I have sleep apnea, but I am very stubborn and refuse to use my CPAP machine. Why? Because the doggone tubing easily comes apart during the night and blows pressurized air in my eye or my ear. Yeah duh. There are better tubing systems out there that are far more comfortable. I have tons of friends who have used them and speak with amazement about how much better they sleep when they use their machines -- how much more rested they are when they can actually BREATHE at night.

OK, so my brother died of sleep apnea and/or heart failure; my dad had a heart attack, my mom died of congestive heart failure. Gee, unless I'm hit by a bus or something, I can kind of see what's going to take me out, too.

New Doctor wants to repeat my sleep study to see what stage my apnea is at and what my settings should be on my machine, and we're going to look at finding some better equipment, something I can use comfortably, that will improve the quality of my sleep and maybe extend my life. What a concept!

And -- this is important -- she looked in my nose. Imagine that, a doctor looking at a patient's ability to breathe! She jumped back a bit and said "No wonder you have such a hard time breathing through that little nose!" Apparently it's quite the mess in there and isn't serving me very well. I asked if she could get me some rhinoplasty because I've always wanted a nose job. She quite seriously said that might be something we need to look at, because I'm not getting enough air through this defective part. Thanks for your genetic contribution, Grandpa Smith! She also prescribed a nasal spray to open up the little space I do have inside my noggin.

Before I left, they did an EKG, drew blood, and had me pee in a cup. They are going to take a good look at the labwork and the EKG and have me come back in a couple of weeks. Meanwhile, she's put me on a new drug for my blood pressure which includes a dose of Lipitor for cholesterol, so I don't have to take more pills. Lipitor works wonders for me in controlling my cholesterol, so I'm glad to have that component back. I hope the blood pressure shows great improvement over this time.

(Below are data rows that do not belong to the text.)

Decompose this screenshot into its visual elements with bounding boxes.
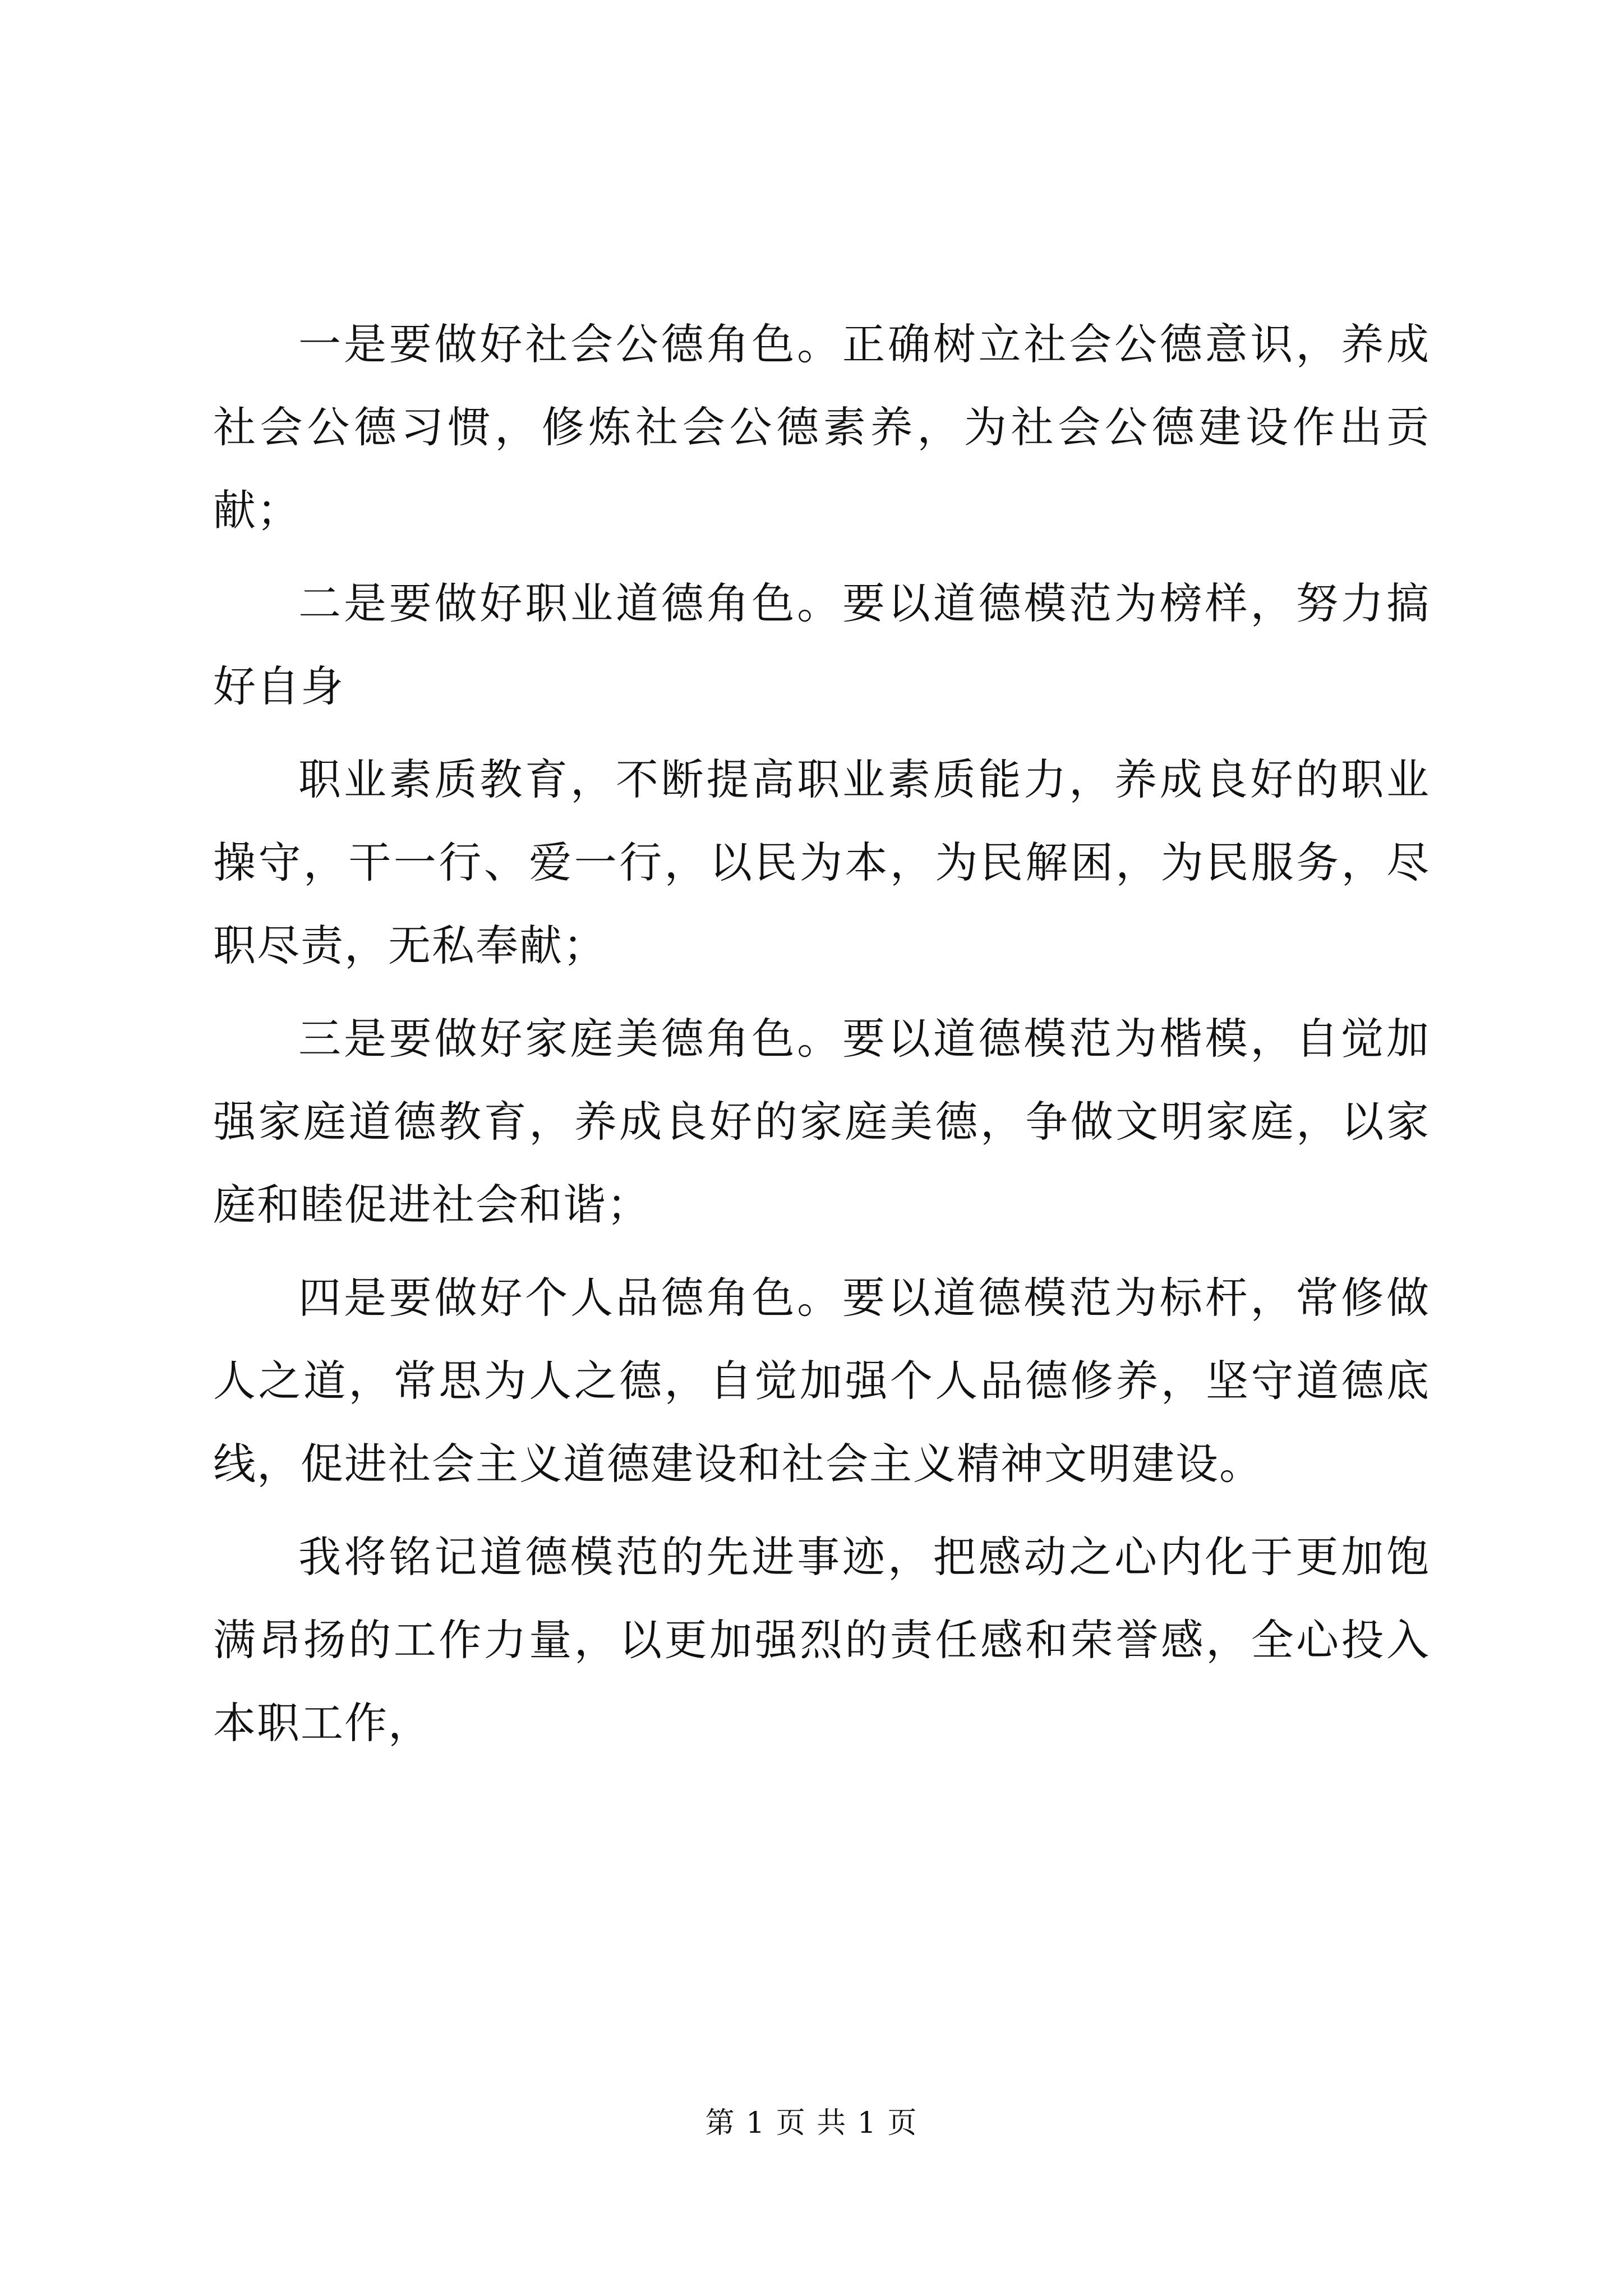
paragraph-professional-ethics: 二是要做好职业道德角色。要以道德模范为榜样，努力搞好自身 (213, 578, 1430, 711)
paragraph-public-morality: 一是要做好社会公德角色。正确树立社会公德意识，养成社会公德习惯，修炼社会公德素养，为社会公德建设作出贡献； (213, 319, 1430, 535)
paragraph-personal-character: 四是要做好个人品德角色。要以道德模范为标杆，常修做人之道，常思为人之德，自觉加强个人品德修养，坚守道德底线，促进社会主义道德建设和社会主义精神文明建设。 (213, 1273, 1430, 1489)
document-body (213, 303, 1430, 1775)
paragraph-closing-commitment: 我将铭记道德模范的先进事迹，把感动之心内化于更加饱满昂扬的工作力量，以更加强烈的责任感和荣誉感，全心投入本职工作， (213, 1532, 1430, 1748)
paragraph-professional-quality: 职业素质教育，不断提高职业素质能力，养成良好的职业操守，干一行、爱一行，以民为本，为民解困，为民服务，尽职尽责，无私奉献； (213, 754, 1430, 970)
page-number-footer: 第 1 页 共 1 页 (705, 2106, 918, 2140)
paragraph-family-virtue: 三是要做好家庭美德角色。要以道德模范为楷模，自觉加强家庭道德教育，养成良好的家庭美德，争做文明家庭，以家庭和睦促进社会和谐； (213, 1014, 1430, 1230)
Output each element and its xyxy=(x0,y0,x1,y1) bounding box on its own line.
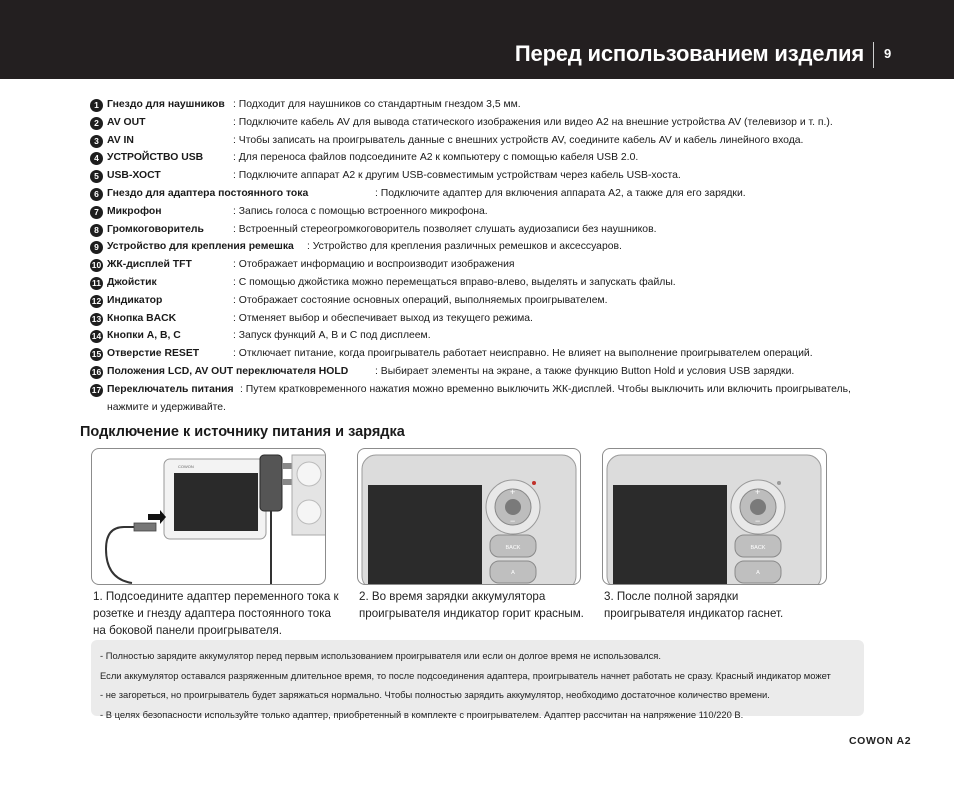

I suspect, that with her help and compassion, I'll be showing some improvements all around before long. I think all of us do better physically when we think there's someone who cares about how we're doing. And that includes the weight issue.

After all, it's not the weight itself that we should be concerned about. It's what it does to our bodies, our quality of life, that matters. I think we've approached things backwards for a long time. We've turned weight into a shame matter instead of a quality of life issue.

This is what I want to change, for whatever time I happen to have left. It's time for me to slow down, let go of the stressors and love the life I've been given! And at 52, a Quarter Pounder and fries just isn't loving enough.